Hodgson urges treble hero Cox to curb exit talk
WEST BROM 4 CARDIFF CITY 2
Published 08/01/2012 | 05:00
West Brom boss Roy Hodgson has urged hat-trick hero Simon Cox to knock on his door first before he speaks out of turn about his future.
The Republic of Ireland striker said last week he might have to leave The Hawthorns for the sake of his career if he fails to hold down a first-team place. But Cox has been thrust back into the spotlight given the back injury to fellow Ireland international Shane Long.
The 24-year-old made only his second Premier League start of the season in Tuesday's 1-0 defeat at Spurs, following that up with his trio of goals in yesterday's FA Cup third-round triumph over Cardiff.
Hodgson initially expressed his delight with Cox's performance. "That's a positive for Simon, who has taken his chance when it has come along," he said.
"I thought he did very well at Tottenham the other night as well, so with his three goals and his performance today, it's a clear positive for us and for him. The way he played today, he clearly showed he deserves a place in the team, and we'll be thinking very seriously about that.
"Simon's a good trainer, good finisher. In the finishing practices he is always right up there, so he has to be pleased with his day's work.
"I'm pleased for him, pleased he's shown he is a Premier League quality player and that he has taken his chance after being given it with great aplomb. On both occasions he has been amongst our best players."
But asked as to his thoughts when told of Cox's comments, Hodgson was clearly unimpressed, adding: "My thinking has never changed. I've never considered him going elsewhere.
"I don't know what he's said to the press, but as far as I'm concerned he is a West Bromwich Albion player, and I'm very happy about that.
"Before he makes those statements and gets you [the press] all so excited, it might be a good idea if he comes and speaks to me. It's the first I've heard of it."
A seemingly offside strike from Peter Odemwingie and Cox's first put Albion 2-0 ahead after 33 minutes. Referee Lee Probert also ignored strong penalty appeals shortly beforehand seemingly evened up the score. James Morrison produced a surging run to the deadball line, with his cut-back clearly hitting the hand of a sliding Dekel Keinan. The argument from Probert appeared to be it was one of those Keinan was unable to avoid.
But against a Cardiff side showing 10 changes, with the first leg of the Carling Cup semi-final with fellow Championship outfit Crystal Palace on Tuesday, Albion surrendered their cushion.
Former Baggies striker Robert Earnshaw tapped home in the 36th minute and then substitute Simon Mason equalised five minutes after the break.
Cox, however, had the final say, initially with a thunderous 25-yard effort just after the hour and then a seven-yard tap-in at the death.
Hodgson added: "It's good we didn't shoot ourselves in the foot by losing the game.

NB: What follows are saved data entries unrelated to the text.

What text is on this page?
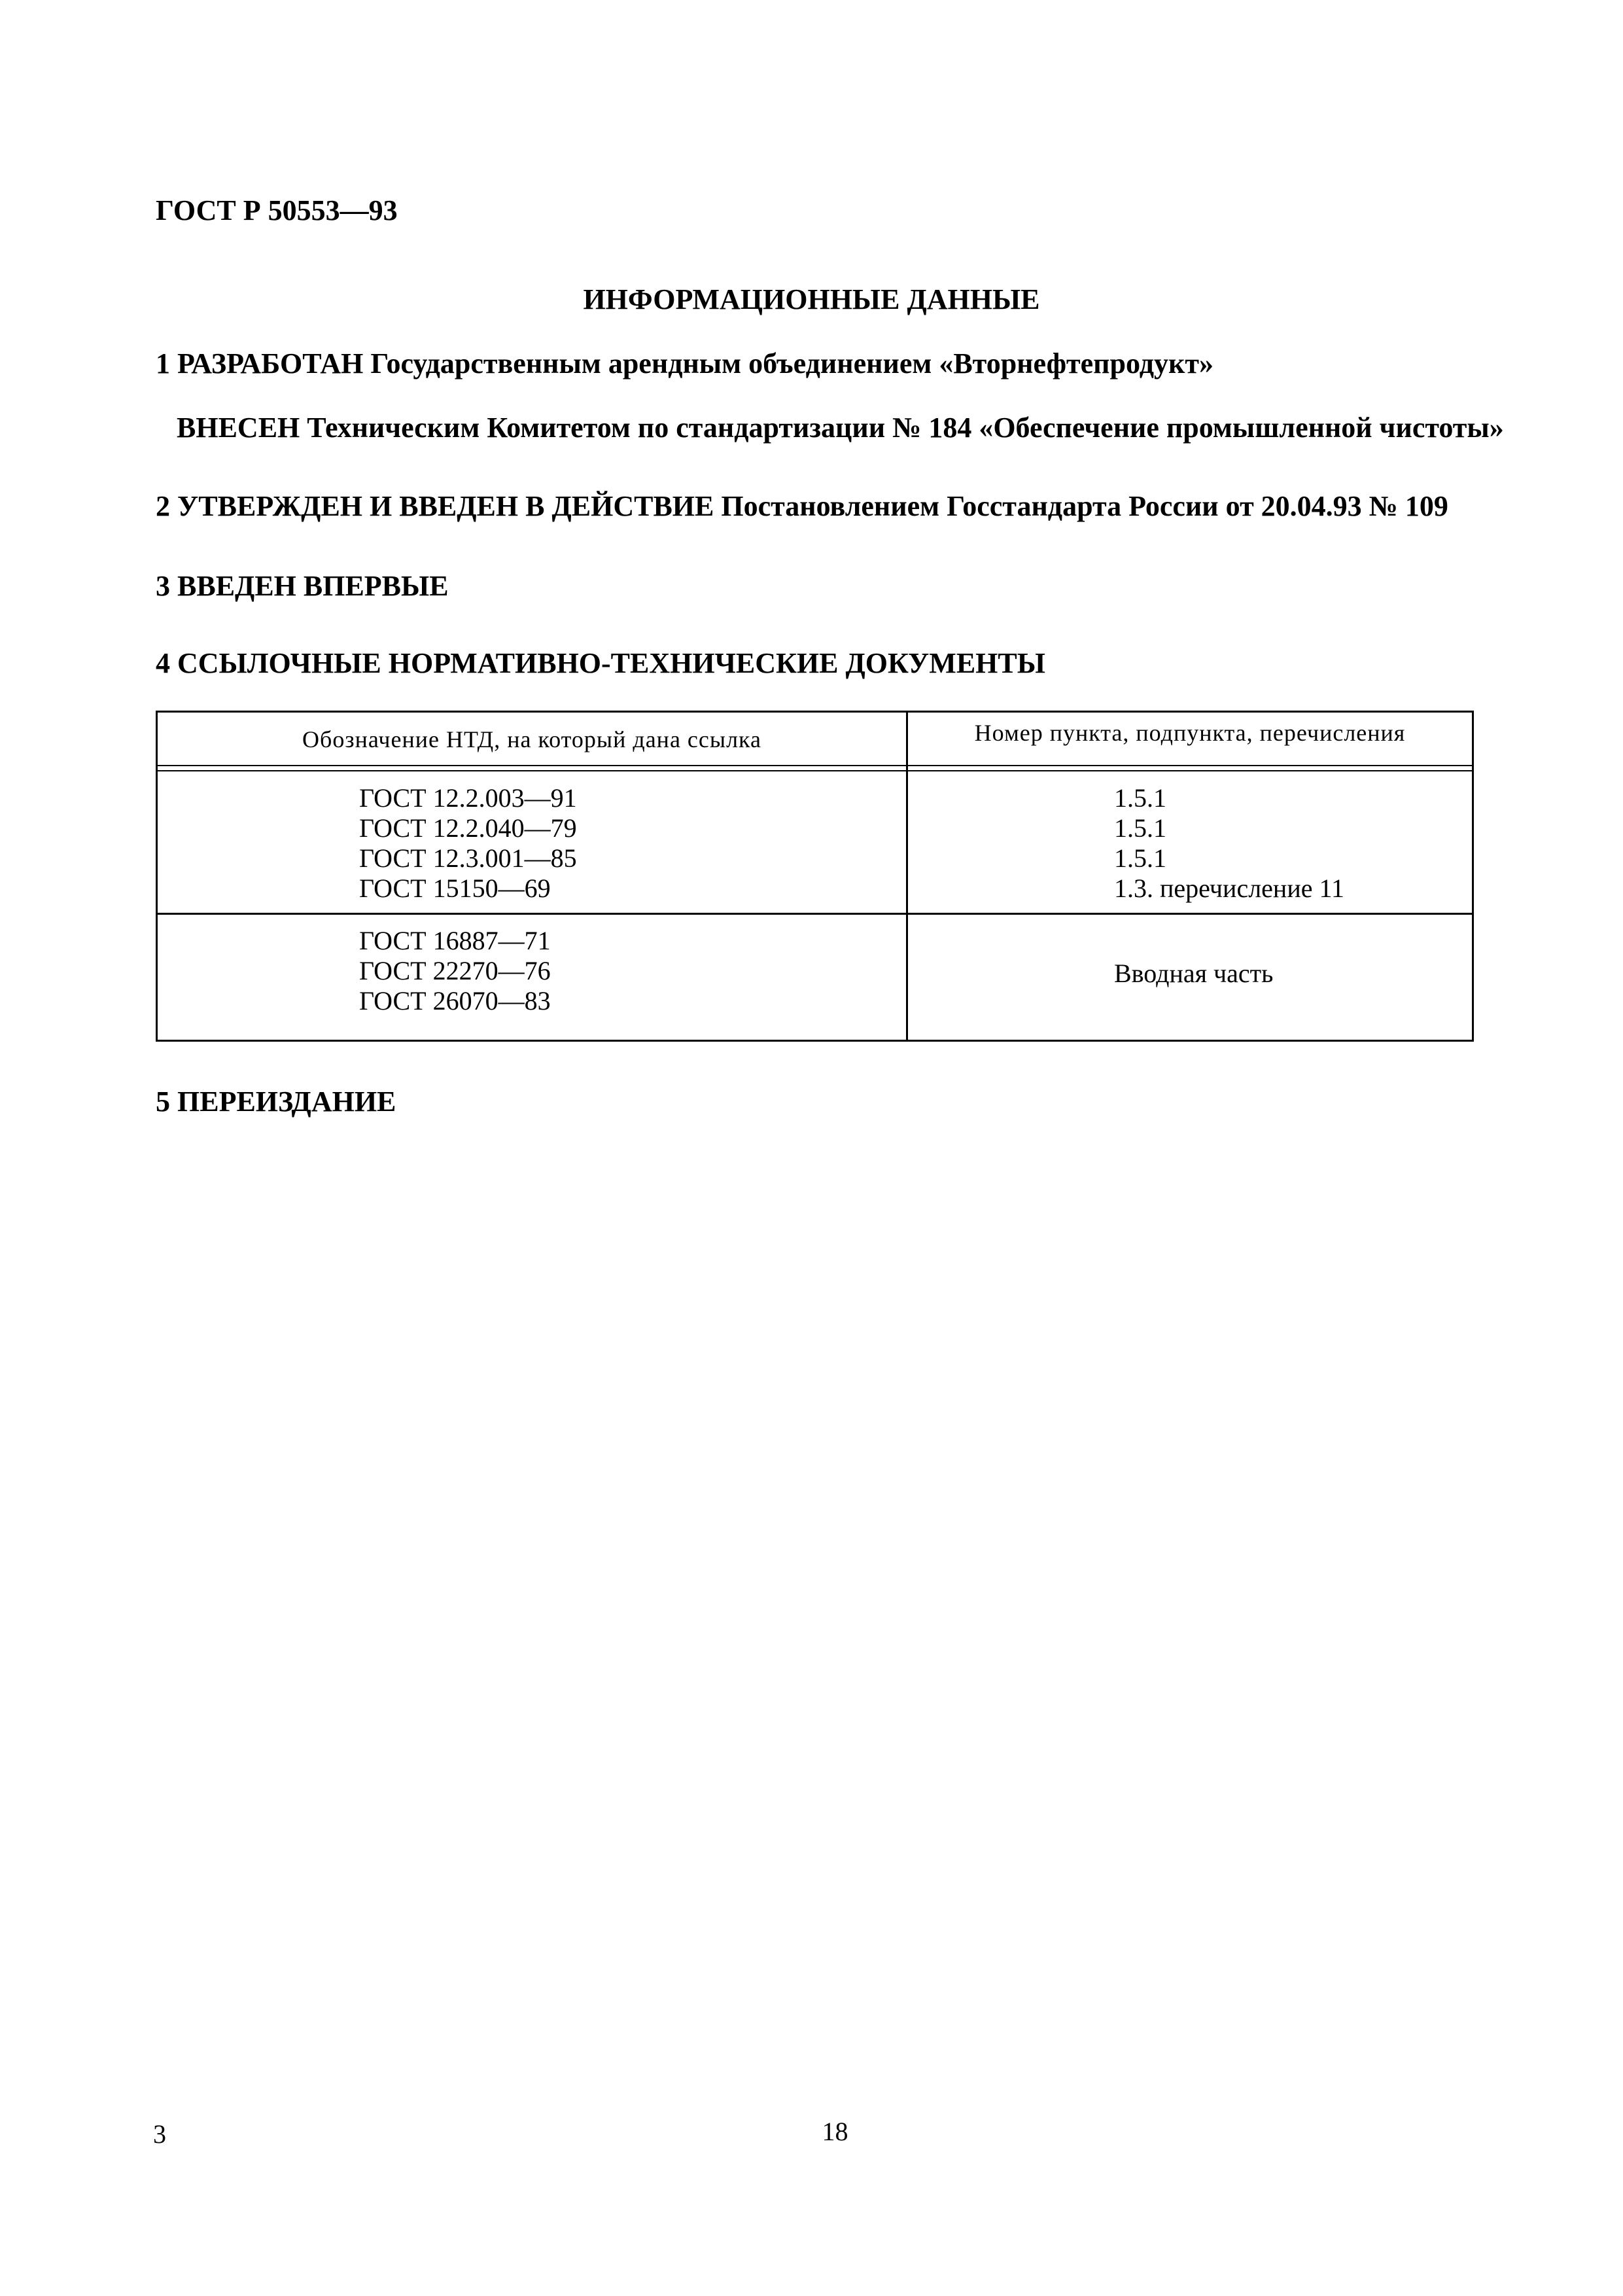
ГОСТ Р 50553—93
ИНФОРМАЦИОННЫЕ ДАННЫЕ
1 РАЗРАБОТАН Государственным арендным объединением «Вторнефтепродукт»
ВНЕСЕН Техническим Комитетом по стандартизации № 184 «Обеспечение промышленной чистоты»
2 УТВЕРЖДЕН И ВВЕДЕН В ДЕЙСТВИЕ Постановлением Госстандарта России от 20.04.93 № 109
3 ВВЕДЕН ВПЕРВЫЕ
4 ССЫЛОЧНЫЕ НОРМАТИВНО-ТЕХНИЧЕСКИЕ ДОКУМЕНТЫ
Обозначение НТД, на который дана ссылка	Номер пункта, подпункта, перечисления
ГОСТ 12.2.003—91
ГОСТ 12.2.040—79
ГОСТ 12.3.001—85
ГОСТ 15150—69
1.5.1
1.5.1
1.5.1
1.3. перечисление 11
ГОСТ 16887—71
ГОСТ 22270—76
ГОСТ 26070—83
Вводная часть
5 ПЕРЕИЗДАНИЕ
3	18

We almost paid a high price after taking a sensible lead and than committing hara-kiri by giving the goals back.
"But luckily we were able to get the third goal which put us on the front foot again, and after that we had a lot of chances to add to that, but we only scored once."
City boss Malky Mackay admitted to being "very proud" of his team given the number of changes he made.
"We managed to get back into the game and looked as if we were on the front foot, but it was a magnificent strike from Cox to take the win," said Mackay.
"We ran a Premier League side very close. At 2-2 I looked across at the opposition dugout and their manager was looking quite animated, so we were certainly doing something right."